Plans aired to make Fort Washington Office Park competitive
Flood control, an eastbound slip ramp and proposed zoning changes in the Fort Washington Office Park were among the items served up at a Sept. 20 luncheon meeting of the Fort Washington Business Alliance.
A “State of the Fort Washington Office Park” presented by Upper Dublin Township Manager Paul Leonard touched on the issues of flood control, improved transportation, amenities and market-based development policies.
“A lot is going on,” Leonard told about 40 members of the business group.
Flooding, a “central issue” of the office park, is being addressed, in part with the construction of two dams — one behind the Mercedes- Benz parts and service facility on Dreshertown Road, the other near the CHAC athletic fields on Highland Avenue, he said.
The township hired a lobbyist to help secure an $11.6 million grant from the state, with the township putting up about $3.5 million for the dams, expected to be operational by next August or September, Leonard said. Of the 19 structures in the office park that are prone to flooding, eight will not flood after the project, but 11 still will.
The township is also working on zoning changes in the office park that will “make it more difficult to invest in properties in a flood plain,” he said. One initiative is a TDR, transfer of development rights, that will put a value on a property that floods and offer a transfer of credits to a tract on higher ground, as “a payback for people we’re saying it’s hopeless.”

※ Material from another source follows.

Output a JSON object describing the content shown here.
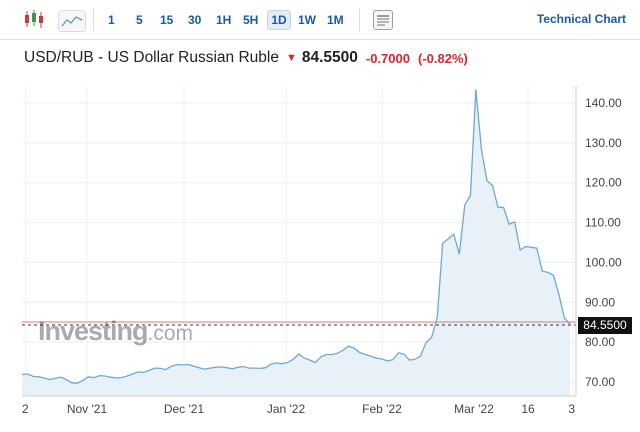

“We want developers to develop here outside the flood plain,” Leonard said.
Transportation improvements would include an estimated $32.5 million to rebuild all the roads in the office park, which are 57 years old and “shot,” he said. There would be more of a focus on multimodal transit involving the Fort Washington train station, and the township and Turnpike Commission have discussed a possible eastbound on-off slip ramp on the opposite side from the existing westbound on-off slip ramp off Virginia Drive, estimated at $20 million, he said.
“We think [the additional slip ramp] would raise the rents in the office park by $2 to $3 a square foot,” Leonard said.
The impact of the improvements in the office park are estimated to bring in $406,600 in new property tax revenues for the township and $2.05 million for the school district, he said.
Another way to revamp the office park is to offer some mixeduse zoning, he said.
“The township is putting its zoning and land development ordinances on the table,” Leonard said, with the possibility of having townhomes or apartments and retail permitted. The concept is to have the park a place people “want to live, work and play.”
A lobbyist has been identified to look for federal and state money and the township is considering hiring a professional planner in order to make the office park competitive, he said. To spruce up the turnpike/309 interchange, PennDOT is expected to put in some new plantings and the township will take over their maintenance, he said.
Wawa will soon break ground on the site opposite LA Fitness on Virginia Drive, and the township has received a $250,000 red light enforcement program grant that will put cameras on five traffic signals, not for ticketing, but to improve the flow of traffic in the Dresher triangle area.
State Rep. Todd Stephens, who attended the meeting, told the FWBA members, if re-elected, he plans to establish a small business advisory council in 2013 to meet quarterly and “discuss issues that are going on in Harrisburg and issues facing business owners.”
In addition, Stephens said he would hold town hall meetings to find out “what we can do in Harrisburg to help your business grow.”